# Reef safe eel



## Green Ocean (Jun 24, 2014)

Hey guys, even though my thank hasn't started yet, I was wondering if there are any eels reef safe, and won't eat smaller fish. Or is a way like constant feeding so it won't attack the fish?


----------



## Taipan (Feb 12, 2012)

*Golden Dwarf Moray Eel - Gymnothorax melatremus*

Have a look at a Golden Dwarf Moray Eel - Gymnothorax melatremus.

A lot of people have had documented success with them. Very friendly (but shy). They stay small. Most can be trained to be hand fed if you want.

Generally speaking they are fine with smaller fish and to some degree inverts such as cleaner shrimp and blood shrimp. My personal experience is that these eels are fine for most reefs. Smaller shrimp such as pistol, and peppermint may be too tempting for them. The general rule is to try and keep them well fed to prevent their stomachs and eyes from wandering.

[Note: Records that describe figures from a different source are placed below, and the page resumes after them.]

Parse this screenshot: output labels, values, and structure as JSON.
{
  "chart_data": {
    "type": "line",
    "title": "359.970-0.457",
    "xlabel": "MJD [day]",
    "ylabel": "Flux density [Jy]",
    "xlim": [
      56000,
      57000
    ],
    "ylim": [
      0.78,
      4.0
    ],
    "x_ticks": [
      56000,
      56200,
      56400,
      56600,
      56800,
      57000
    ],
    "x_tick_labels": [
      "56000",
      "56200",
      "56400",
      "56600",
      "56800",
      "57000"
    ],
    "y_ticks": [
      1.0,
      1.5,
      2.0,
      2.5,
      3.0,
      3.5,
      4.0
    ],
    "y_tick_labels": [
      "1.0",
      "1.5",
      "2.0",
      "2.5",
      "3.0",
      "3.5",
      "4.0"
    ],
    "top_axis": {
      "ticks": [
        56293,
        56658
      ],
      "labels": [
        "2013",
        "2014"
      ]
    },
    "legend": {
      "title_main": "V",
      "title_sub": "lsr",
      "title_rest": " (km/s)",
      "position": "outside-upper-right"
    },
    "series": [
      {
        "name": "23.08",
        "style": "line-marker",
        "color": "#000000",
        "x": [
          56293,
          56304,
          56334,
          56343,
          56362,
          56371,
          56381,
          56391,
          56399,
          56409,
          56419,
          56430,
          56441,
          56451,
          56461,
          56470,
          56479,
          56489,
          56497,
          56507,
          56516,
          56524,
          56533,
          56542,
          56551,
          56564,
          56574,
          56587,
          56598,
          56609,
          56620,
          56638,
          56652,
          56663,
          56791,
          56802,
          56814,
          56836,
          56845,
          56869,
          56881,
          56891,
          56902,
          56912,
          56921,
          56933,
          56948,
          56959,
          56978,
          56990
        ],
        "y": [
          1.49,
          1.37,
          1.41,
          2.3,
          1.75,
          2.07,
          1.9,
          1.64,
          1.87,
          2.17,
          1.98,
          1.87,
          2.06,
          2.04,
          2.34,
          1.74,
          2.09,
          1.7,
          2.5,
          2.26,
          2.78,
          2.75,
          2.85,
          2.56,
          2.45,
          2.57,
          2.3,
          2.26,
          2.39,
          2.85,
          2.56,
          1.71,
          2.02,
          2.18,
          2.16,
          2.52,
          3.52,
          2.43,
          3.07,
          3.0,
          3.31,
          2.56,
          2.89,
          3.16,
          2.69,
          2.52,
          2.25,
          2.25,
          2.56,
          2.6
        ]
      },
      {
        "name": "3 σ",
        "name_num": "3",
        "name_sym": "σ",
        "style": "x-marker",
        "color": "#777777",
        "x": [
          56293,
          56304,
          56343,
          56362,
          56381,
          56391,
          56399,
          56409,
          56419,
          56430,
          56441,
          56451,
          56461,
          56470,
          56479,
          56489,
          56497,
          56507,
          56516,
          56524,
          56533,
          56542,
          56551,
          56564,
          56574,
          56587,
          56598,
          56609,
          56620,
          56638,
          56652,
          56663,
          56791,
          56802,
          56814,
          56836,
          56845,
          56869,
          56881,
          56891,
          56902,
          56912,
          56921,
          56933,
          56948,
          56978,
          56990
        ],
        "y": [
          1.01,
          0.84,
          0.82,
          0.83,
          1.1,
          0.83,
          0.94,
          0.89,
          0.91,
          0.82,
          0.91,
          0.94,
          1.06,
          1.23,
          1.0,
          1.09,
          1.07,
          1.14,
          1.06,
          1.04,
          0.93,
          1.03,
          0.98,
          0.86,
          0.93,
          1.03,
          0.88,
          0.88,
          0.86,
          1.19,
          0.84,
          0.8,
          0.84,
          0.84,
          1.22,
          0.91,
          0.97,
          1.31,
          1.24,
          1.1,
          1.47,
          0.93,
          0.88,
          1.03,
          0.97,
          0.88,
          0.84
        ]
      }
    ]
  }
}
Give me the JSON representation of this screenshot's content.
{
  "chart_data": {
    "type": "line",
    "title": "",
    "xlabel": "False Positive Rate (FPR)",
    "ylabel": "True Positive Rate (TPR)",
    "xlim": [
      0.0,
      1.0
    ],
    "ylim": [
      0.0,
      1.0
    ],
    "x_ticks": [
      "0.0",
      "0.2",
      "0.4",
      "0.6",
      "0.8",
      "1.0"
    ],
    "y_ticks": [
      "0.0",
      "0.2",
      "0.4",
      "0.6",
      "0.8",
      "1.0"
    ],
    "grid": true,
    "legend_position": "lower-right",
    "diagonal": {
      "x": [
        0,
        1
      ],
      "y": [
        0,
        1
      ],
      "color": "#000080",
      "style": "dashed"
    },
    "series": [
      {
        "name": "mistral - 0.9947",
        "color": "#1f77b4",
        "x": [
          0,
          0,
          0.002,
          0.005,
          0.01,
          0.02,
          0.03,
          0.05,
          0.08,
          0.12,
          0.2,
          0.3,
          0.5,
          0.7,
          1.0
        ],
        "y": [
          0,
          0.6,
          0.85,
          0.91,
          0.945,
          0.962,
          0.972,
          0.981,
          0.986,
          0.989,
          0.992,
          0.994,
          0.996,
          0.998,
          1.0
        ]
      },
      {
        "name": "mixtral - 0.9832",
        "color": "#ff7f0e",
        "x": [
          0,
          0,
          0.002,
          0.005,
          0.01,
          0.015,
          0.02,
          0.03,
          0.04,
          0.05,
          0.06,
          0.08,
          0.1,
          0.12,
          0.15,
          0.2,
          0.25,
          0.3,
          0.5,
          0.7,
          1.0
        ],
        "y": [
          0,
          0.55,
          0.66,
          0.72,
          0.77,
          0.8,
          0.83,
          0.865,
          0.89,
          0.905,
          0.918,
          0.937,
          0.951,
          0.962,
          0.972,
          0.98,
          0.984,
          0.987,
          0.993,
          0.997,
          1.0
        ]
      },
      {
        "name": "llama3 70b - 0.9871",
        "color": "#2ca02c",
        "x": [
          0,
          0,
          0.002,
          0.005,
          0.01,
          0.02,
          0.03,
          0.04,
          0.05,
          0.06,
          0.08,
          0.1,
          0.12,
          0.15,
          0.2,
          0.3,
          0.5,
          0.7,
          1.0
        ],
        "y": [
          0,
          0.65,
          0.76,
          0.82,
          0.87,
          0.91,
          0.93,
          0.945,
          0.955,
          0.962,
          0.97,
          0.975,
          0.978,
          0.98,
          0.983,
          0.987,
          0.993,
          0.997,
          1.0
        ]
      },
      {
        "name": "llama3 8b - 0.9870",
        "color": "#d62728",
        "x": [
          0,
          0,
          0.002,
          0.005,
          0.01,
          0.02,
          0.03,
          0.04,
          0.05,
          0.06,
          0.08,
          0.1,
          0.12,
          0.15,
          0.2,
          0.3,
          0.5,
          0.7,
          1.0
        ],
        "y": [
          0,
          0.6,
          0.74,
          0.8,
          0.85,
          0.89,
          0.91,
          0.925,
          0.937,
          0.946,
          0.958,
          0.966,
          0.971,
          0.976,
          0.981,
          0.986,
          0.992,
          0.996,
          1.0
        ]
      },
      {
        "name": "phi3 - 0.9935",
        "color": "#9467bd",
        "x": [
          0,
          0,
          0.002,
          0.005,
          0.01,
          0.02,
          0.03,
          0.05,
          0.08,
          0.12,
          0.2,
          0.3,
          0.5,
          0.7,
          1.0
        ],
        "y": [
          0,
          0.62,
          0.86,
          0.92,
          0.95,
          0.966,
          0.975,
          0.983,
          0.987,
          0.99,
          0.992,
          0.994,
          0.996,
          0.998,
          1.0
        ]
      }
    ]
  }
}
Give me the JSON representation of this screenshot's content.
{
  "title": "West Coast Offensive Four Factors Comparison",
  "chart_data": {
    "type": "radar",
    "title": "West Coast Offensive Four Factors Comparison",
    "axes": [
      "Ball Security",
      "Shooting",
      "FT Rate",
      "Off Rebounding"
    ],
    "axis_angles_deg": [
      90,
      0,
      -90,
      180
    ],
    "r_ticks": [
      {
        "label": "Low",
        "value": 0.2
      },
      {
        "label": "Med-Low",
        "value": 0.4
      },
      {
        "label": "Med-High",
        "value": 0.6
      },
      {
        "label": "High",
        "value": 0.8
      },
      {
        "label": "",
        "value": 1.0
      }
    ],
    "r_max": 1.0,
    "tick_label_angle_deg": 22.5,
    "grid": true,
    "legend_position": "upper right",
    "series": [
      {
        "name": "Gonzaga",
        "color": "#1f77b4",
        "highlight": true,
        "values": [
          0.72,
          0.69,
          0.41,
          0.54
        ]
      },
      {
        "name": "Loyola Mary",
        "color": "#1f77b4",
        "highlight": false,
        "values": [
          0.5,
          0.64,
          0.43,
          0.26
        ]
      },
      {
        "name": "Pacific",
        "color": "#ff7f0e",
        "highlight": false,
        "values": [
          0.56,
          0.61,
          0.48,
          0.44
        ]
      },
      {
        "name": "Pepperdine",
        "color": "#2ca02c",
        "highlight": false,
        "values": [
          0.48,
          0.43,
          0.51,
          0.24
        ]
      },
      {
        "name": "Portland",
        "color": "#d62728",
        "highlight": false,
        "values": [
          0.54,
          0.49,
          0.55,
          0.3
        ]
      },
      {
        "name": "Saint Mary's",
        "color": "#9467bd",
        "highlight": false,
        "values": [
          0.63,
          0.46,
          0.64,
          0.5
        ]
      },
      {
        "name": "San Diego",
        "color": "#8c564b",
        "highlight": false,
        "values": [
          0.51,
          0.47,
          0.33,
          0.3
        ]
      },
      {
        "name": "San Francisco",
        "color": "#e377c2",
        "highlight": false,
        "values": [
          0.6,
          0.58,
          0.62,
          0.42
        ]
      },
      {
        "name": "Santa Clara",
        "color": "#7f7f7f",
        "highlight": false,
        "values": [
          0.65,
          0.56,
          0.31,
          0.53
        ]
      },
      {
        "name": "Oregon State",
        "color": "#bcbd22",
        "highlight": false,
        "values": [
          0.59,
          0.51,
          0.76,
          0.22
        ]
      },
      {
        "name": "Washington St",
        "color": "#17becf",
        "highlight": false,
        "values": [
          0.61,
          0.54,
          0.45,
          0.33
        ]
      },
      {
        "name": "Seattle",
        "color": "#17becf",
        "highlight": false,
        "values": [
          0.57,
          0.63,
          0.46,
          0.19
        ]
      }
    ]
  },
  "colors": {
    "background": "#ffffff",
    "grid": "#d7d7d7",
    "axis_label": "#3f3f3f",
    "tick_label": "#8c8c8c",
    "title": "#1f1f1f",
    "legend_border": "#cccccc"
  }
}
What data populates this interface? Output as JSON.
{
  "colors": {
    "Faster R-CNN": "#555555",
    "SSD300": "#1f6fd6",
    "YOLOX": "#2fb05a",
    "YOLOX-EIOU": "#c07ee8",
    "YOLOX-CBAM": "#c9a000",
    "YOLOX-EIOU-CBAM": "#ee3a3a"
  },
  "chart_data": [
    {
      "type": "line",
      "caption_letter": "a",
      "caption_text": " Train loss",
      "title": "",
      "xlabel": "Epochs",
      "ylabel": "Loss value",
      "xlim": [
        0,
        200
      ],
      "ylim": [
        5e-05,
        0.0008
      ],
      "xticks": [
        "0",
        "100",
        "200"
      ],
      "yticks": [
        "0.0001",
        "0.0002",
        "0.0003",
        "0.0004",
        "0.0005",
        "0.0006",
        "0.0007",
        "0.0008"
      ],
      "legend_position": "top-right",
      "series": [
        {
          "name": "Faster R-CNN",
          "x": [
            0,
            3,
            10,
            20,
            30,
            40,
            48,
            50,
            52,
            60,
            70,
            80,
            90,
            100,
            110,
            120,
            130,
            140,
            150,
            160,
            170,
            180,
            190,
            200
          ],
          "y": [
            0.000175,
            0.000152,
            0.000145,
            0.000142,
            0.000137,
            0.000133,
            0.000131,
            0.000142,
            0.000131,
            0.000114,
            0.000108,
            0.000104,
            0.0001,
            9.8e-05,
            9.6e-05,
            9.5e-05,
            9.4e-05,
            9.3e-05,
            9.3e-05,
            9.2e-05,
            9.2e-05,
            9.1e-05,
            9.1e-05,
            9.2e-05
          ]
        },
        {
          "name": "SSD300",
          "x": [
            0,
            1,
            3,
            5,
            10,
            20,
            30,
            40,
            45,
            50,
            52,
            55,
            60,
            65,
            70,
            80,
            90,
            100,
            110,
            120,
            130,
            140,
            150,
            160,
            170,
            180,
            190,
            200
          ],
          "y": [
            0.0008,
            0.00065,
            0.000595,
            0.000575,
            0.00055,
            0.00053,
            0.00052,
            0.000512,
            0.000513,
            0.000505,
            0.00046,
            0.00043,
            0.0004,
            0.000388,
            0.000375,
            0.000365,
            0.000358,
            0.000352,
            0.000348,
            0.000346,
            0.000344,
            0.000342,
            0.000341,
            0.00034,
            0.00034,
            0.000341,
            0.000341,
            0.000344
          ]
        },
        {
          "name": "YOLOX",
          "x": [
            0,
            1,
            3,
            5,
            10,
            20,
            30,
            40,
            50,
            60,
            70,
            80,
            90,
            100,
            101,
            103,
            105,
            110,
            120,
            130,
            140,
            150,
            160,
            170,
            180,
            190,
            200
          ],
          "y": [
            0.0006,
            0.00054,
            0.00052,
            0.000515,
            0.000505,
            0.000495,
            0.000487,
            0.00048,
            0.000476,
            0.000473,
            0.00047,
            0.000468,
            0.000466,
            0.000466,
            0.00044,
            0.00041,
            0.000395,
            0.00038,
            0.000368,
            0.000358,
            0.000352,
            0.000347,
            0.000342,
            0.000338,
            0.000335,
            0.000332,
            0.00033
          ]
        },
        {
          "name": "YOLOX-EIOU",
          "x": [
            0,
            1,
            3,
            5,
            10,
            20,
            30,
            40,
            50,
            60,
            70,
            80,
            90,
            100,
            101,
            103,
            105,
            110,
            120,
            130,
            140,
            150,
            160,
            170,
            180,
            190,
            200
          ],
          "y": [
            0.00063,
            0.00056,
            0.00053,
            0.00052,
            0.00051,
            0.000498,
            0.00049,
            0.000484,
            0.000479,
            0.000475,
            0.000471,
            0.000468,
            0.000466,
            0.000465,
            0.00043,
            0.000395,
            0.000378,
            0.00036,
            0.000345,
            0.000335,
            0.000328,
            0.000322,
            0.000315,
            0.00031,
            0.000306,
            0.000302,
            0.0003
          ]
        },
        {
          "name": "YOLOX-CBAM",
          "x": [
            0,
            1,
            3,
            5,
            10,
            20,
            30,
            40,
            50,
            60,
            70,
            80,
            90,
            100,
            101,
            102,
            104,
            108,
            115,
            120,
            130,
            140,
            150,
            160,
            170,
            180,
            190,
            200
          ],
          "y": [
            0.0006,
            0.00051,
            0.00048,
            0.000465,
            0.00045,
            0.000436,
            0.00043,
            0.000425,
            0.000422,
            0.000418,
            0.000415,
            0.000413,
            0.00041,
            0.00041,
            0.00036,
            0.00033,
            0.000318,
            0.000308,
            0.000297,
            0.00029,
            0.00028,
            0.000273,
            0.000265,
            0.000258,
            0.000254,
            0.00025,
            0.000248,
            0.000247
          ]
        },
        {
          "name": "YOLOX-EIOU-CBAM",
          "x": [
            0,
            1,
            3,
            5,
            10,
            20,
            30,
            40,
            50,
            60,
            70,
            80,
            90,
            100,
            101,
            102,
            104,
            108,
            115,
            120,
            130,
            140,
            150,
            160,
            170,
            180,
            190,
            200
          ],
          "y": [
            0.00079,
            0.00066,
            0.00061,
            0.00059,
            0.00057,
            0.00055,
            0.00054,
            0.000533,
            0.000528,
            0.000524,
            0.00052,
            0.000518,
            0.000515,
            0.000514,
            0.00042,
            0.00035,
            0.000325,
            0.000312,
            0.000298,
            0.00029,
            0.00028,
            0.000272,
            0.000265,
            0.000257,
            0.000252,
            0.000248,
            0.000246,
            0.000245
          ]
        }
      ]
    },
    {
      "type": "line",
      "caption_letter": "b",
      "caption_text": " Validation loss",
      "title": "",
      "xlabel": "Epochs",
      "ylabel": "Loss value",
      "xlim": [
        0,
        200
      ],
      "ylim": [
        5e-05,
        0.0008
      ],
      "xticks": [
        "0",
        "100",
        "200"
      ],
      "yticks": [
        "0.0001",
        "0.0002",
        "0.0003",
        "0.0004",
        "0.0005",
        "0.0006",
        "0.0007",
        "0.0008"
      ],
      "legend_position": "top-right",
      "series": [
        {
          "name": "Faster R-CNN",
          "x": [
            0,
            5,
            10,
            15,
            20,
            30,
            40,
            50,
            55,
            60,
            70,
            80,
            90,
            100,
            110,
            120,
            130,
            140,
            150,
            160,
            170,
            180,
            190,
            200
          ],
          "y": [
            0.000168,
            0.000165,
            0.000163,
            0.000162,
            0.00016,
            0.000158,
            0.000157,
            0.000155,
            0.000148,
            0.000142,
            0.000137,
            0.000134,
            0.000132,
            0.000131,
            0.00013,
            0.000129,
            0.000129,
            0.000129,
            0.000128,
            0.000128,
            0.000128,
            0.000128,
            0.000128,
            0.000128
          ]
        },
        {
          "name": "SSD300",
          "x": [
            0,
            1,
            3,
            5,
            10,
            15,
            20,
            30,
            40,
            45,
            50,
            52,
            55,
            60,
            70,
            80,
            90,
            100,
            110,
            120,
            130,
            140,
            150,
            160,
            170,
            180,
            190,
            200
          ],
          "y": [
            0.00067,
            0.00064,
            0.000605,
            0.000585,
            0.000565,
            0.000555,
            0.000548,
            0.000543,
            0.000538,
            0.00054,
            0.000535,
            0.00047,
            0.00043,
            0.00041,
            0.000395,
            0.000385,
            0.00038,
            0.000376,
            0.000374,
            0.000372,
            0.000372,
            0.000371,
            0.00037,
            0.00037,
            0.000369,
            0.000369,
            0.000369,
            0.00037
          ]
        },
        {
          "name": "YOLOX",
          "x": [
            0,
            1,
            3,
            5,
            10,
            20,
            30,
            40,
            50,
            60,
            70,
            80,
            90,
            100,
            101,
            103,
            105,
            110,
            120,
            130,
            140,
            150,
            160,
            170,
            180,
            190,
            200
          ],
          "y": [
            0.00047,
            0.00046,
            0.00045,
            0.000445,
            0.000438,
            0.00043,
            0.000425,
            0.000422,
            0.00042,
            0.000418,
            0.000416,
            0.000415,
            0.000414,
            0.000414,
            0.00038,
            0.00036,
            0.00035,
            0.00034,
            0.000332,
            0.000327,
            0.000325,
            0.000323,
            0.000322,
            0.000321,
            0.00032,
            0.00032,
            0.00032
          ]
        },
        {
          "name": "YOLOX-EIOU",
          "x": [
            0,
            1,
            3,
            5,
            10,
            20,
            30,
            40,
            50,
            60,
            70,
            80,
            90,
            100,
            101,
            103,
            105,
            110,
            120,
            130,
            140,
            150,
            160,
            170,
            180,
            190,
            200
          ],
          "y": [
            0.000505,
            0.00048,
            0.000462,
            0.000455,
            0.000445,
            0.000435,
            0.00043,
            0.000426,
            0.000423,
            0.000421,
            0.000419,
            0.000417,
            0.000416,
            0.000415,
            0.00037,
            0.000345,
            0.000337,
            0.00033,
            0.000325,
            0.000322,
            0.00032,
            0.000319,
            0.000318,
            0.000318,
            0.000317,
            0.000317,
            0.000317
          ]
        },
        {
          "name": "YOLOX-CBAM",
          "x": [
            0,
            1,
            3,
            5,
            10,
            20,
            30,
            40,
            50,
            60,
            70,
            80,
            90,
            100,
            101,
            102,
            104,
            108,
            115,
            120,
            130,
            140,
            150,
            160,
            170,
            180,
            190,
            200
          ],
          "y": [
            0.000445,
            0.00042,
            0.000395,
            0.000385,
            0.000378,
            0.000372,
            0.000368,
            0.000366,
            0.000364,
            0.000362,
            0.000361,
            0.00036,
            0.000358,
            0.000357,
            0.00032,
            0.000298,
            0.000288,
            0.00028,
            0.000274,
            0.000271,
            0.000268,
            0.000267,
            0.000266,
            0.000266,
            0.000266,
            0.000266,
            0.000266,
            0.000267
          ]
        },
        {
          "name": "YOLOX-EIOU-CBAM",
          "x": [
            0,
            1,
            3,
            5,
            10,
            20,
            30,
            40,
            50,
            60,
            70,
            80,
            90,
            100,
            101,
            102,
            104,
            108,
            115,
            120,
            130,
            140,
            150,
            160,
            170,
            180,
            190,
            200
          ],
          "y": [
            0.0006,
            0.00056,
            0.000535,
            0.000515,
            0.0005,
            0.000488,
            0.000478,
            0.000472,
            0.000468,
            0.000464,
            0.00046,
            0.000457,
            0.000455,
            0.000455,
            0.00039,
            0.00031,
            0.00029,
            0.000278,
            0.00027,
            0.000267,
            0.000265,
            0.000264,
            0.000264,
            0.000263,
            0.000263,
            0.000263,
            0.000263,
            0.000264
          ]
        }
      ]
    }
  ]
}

There's no guarantee that it will be 100% reef safe (an eel is an eel) ; but the success rate is high.


----------



## TRUONGP15 (Apr 25, 2013)

Hawaiian golden dwarf eels are great. There's no guarantee that it won't eat anything that would fit in its mouth but id say this is probably as close as you're going to get to "reef safe" in an eel. They stay relatively small too, won't eat any corals but your shrimps might make a tasty treat. Unfortunately they are one of the more pricier eels but they're definitely a great addition!


----------



## Green Ocean (Jun 24, 2014)

I remember that the golden dwarf eels are quite pricey, any cheaper options?If not where do you think I can get it for a good price?


TRUONGP15 said:


> Hawaiian golden dwarf eels are great. There's no guarantee that it won't eat anything that would fit in its mouth but id say this is probably as close as you're going to get to "reef safe" in an eel. They stay relatively small too, won't eat any corals but your shrimps might make a tasty treat. Unfortunately they are one of the more pricier eels but they're definitely a great addition!


----------



## Taipan (Feb 12, 2012)

I can't speculate on pricing or availability; however these stores have had GDM eels in the recent past:

(In no Particular Order) :

Sea U Marine
Coral Reef Shop
R2O Aquariums
North American Fishbreeders

It should be noted that the colouration impacts on pricing as well. The more colourful - the harder to come by; the higher the premium.


----------



## edbeck (Jan 21, 2013)

*Gme*

Males are yellow, females are more off-white with yellow accents.


----------



## TRUONGP15 (Apr 25, 2013)

Yeah they can be really pricy, especially since they come from Hawaii and how the Canadian dollar is going. SUM just got a shipment in today, 2 of them in stock... I think it was about 300 or so each.


----------



## Coral Reef Shop (Jun 3, 2013)

*GDM in stock.....*

We currently have a nice tiny GDM (Golden Dwarf Moray) in stock - the size of a pencil. You don't often see them this small. It is already accepting food.


----------



## Green Ocean (Jun 24, 2014)

Thanks for the notice, although I don't have my tank setup yet, just planning for things in the future. Even though we live very far from your store but we'll definitely see if it's possible to pay a visit later on!


Coral Reef Shop said:


> We currently have a nice tiny GDM (Golden Dwarf Moray) in stock - the size of a pencil. You don't often see them this small. It is already accepting food.


----------



## Coral Reef Shop (Jun 3, 2013)

No problem at all. You and your family are welcome to drop by anytime. Good luck with your build.

P.S. - Red, a staff member that works here; commutes from your area to Burlington frequently.


----------